From the Guidelines
It is not recommended to give intramuscular (IM) diphenhydramine (DPH) with IM chlorpheniramine if the last dose of Benadryl (diphenhydramine) 25mg was at 5pm. These medications are both antihistamines that work through similar mechanisms, and administering them together increases the risk of additive side effects such as excessive sedation, confusion, urinary retention, dry mouth, and blurred vision. The typical duration of action for diphenhydramine is 4-6 hours, so if the last dose was at 5pm, the medication may still be active in the system 1. Some key points to consider when administering antihistamines include:
- First-generation antihistamines, such as diphenhydramine, have significant potential to cause sedation, performance impairment, and anticholinergic effects 1
- The use of first-generation antihistamines should be approached with caution, especially in older adults, due to increased sensitivity to psychomotor impairment and adverse anticholinergic effects 1
- Antihistamines are often used as adjunctive therapy for cutaneous signs and symptoms associated with anaphylaxis, but should not be administered before, or in place of, epinephrine 1 If additional antihistamine therapy is needed, it would be safer to either wait until the diphenhydramine has cleared (approximately 6 hours after the last dose) before administering chlorpheniramine, or continue with diphenhydramine alone at appropriate intervals. If the allergic reaction is severe or not responding adequately to the initial treatment, seeking immediate medical attention would be more appropriate than combining antihistamines.
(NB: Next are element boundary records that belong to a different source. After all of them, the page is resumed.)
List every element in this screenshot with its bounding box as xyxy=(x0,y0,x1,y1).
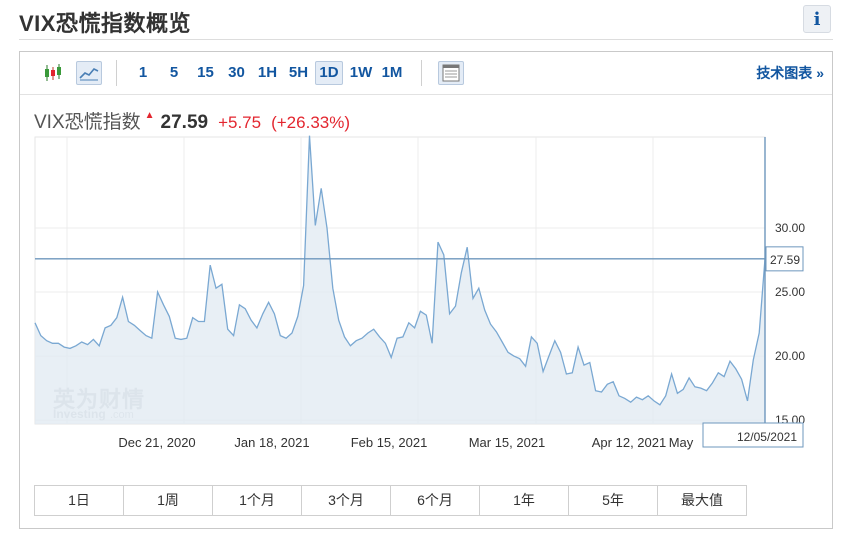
range-1y[interactable]: 1年 xyxy=(480,486,569,515)
x-tick-label: Dec 21, 2020 xyxy=(118,435,195,450)
title-divider xyxy=(19,39,833,40)
instrument-name: VIX恐慌指数 xyxy=(34,112,141,133)
range-max[interactable]: 最大值 xyxy=(681,492,723,508)
advanced-chart-link[interactable]: 技术图表 » xyxy=(756,65,824,81)
interval-15[interactable]: 15 xyxy=(197,64,214,81)
range-3m[interactable]: 3个月 xyxy=(302,486,391,515)
range-1d[interactable]: 1日 xyxy=(35,486,124,515)
toolbar-divider xyxy=(421,60,422,86)
up-arrow-icon: ▲ xyxy=(144,110,155,121)
interval-1d[interactable]: 1D xyxy=(315,61,343,85)
price-chart[interactable]: 15.0020.0025.0030.00英为财情Investing.com27.… xyxy=(20,52,832,482)
interval-5[interactable]: 5 xyxy=(169,64,179,81)
page-title: VIX恐慌指数概览 xyxy=(19,11,191,36)
range-5y[interactable]: 5年 xyxy=(569,486,658,515)
range-1w[interactable]: 1周 xyxy=(124,486,213,515)
y-tick-label: 25.00 xyxy=(775,285,805,299)
candlestick-icon[interactable] xyxy=(40,61,66,85)
current-value-label-box xyxy=(765,246,804,272)
price-change: +5.75 xyxy=(218,113,262,132)
x-tick-label: Jan 18, 2021 xyxy=(234,435,309,450)
x-tick-label: Apr 12, 2021 xyxy=(592,435,666,450)
range-1m[interactable]: 1个月 xyxy=(213,486,302,515)
info-icon[interactable]: i xyxy=(803,5,831,33)
current-date-label-box xyxy=(702,422,804,448)
chart-toolbar: 1 5 15 30 1H 5H 1D 1W 1M 技术图表 » xyxy=(20,52,832,95)
x-tick-label: Feb 15, 2021 xyxy=(351,435,428,450)
area-chart-icon[interactable] xyxy=(76,61,102,85)
y-tick-label: 30.00 xyxy=(775,221,805,235)
interval-1[interactable]: 1 xyxy=(138,64,148,81)
interval-5h[interactable]: 5H xyxy=(288,64,309,81)
x-tick-label: May xyxy=(669,435,694,450)
interval-1m[interactable]: 1M xyxy=(381,64,403,81)
x-tick-label: Mar 15, 2021 xyxy=(469,435,546,450)
series-area-fill xyxy=(35,135,765,424)
interval-30[interactable]: 30 xyxy=(228,64,245,81)
range-tabs: 1日 1周 1个月 3个月 6个月 1年 5年 最大值 xyxy=(34,485,747,516)
range-6m[interactable]: 6个月 xyxy=(391,486,480,515)
last-price: 27.59 xyxy=(160,112,209,133)
quote-line: VIX恐慌指数 ▲ 27.59 +5.75 (+26.33%) xyxy=(34,107,351,133)
chart-widget: 1 5 15 30 1H 5H 1D 1W 1M 技术图表 » VIX恐慌指数 ▲… xyxy=(19,51,833,529)
y-tick-label: 20.00 xyxy=(775,349,805,363)
price-change-percent: (+26.33%) xyxy=(271,113,351,132)
table-view-icon[interactable] xyxy=(438,61,464,85)
series-line xyxy=(34,135,766,406)
interval-1h[interactable]: 1H xyxy=(257,64,278,81)
toolbar-divider xyxy=(116,60,117,86)
interval-1w[interactable]: 1W xyxy=(349,64,373,81)
current-value-label: 27.59 xyxy=(770,253,800,267)
current-date-label: 12/05/2021 xyxy=(737,430,797,444)
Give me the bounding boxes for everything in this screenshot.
Key considerations for treatment of anaphylaxis include:
- Epinephrine is the first-line treatment of anaphylaxis due to its faster onset of action and more appropriate pharmacologic action compared with antihistamines 1
- Glucocorticoids have a limited role in the acute management of anaphylaxis due to their slow onset of action and inability to reverse acute symptoms 1
From the FDA Drug Label
DOSAGE AND ADMINISTRATION THIS PRODUCT IS FOR INTRAVENOUS OR INTRAMUSCULAR ADMINISTRATION ONLY. DOSAGE SHOULD BE INDIVIDUALIZED ACCORDING TO THE NEEDS AND THE RESPONSE OF THE PATIENT. Maximum daily dosage is 300 mg for Pediatric Patients and 400 mg for Adults.
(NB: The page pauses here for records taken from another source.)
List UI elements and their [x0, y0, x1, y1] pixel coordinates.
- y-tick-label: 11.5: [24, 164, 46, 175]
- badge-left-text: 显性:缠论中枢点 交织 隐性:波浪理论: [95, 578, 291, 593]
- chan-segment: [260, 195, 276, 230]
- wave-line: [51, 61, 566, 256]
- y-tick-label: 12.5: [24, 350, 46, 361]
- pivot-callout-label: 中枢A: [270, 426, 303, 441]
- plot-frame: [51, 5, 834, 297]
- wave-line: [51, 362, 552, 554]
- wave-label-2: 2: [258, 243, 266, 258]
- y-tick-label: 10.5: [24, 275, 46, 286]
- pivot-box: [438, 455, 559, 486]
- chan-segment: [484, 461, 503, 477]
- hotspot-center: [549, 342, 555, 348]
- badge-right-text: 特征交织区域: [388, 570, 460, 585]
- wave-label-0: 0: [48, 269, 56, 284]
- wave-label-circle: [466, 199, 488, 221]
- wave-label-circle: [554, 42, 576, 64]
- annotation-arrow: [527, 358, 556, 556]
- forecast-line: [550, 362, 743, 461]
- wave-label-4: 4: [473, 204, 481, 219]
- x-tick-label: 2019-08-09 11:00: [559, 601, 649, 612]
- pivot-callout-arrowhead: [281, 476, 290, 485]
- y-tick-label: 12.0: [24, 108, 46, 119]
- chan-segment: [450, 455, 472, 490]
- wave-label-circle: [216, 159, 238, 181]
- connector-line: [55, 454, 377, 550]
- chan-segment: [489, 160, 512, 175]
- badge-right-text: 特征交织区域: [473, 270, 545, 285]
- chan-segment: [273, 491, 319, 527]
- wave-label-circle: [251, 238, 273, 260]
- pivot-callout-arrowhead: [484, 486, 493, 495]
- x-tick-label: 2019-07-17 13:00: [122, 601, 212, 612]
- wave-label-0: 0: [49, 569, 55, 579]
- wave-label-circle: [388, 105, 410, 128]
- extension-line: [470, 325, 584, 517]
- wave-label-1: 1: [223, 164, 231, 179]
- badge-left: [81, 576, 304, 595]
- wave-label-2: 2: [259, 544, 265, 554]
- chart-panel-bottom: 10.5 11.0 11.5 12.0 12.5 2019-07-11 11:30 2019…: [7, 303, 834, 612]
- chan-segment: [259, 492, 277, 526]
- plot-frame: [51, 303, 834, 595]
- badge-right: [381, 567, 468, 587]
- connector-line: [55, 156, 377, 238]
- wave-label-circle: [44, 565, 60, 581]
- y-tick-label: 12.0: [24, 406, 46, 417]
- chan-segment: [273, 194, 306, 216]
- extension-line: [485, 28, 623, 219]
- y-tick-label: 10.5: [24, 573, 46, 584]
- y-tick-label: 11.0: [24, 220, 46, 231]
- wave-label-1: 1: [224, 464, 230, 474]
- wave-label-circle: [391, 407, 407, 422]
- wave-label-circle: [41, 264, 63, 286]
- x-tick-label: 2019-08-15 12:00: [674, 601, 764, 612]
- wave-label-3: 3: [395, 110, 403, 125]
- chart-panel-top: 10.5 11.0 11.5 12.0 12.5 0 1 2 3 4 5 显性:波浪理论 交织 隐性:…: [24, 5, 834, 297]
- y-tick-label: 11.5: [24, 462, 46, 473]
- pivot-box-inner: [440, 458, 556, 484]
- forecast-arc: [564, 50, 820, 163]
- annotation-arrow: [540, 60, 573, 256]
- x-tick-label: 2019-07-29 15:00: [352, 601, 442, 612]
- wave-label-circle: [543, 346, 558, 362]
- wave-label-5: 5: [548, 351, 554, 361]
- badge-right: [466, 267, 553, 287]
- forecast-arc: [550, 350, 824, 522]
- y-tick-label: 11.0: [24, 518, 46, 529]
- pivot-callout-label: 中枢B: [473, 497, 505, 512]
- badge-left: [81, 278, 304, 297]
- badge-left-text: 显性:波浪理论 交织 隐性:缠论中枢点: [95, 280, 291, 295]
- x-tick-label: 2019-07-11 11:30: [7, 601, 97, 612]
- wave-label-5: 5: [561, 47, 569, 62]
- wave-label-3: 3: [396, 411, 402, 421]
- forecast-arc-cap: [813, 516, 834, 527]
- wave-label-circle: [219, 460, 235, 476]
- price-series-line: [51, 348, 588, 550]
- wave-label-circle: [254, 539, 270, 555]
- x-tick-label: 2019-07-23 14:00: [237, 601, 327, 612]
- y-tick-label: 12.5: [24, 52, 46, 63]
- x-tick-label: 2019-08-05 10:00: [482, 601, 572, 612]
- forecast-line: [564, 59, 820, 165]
The FDA drug label does not answer the question.
From the Research
Administration of IM Diphenhydramine with IM Chlorpheniramine
- The administration of Intramuscular (IM) Diphenhydramine (DPH) with IM Chlorpheniramine is a consideration that requires careful evaluation of potential interactions and the timing of previous doses of similar medications, such as Benadryl (Diphenhydramine) 2, 3, 4, 5.
- Given that the last dose of Benadryl (Diphenhydramine) 25mg was at 5pm, it is essential to consider the pharmacokinetics and pharmacodynamics of Diphenhydramine and Chlorpheniramine to assess the safety of co-administration.
Pharmacological Considerations
- Diphenhydramine and Chlorpheniramine are both antihistamines that can cause sedation and impairment, especially at or above recommended doses 2.
- The combination of these medications could potentially increase the risk of adverse effects such as sedation, dry mouth, and urinary retention.
- There is evidence that Diphenhydramine and Chlorpheniramine can inhibit the cytochrome P450 2D6 enzyme, which may lead to interactions with other medications that are metabolized by this enzyme 4.
Clinical Applications and Safety
- Chlorpheniramine has been used for various clinical applications, including the treatment of allergic conditions, asthma, and depression, with a relatively safe profile when used appropriately 5.
- However, the safety of co-administering IM Diphenhydramine with IM Chlorpheniramine, especially in relation to the timing of the last dose of Benadryl, needs to be carefully evaluated to minimize potential risks.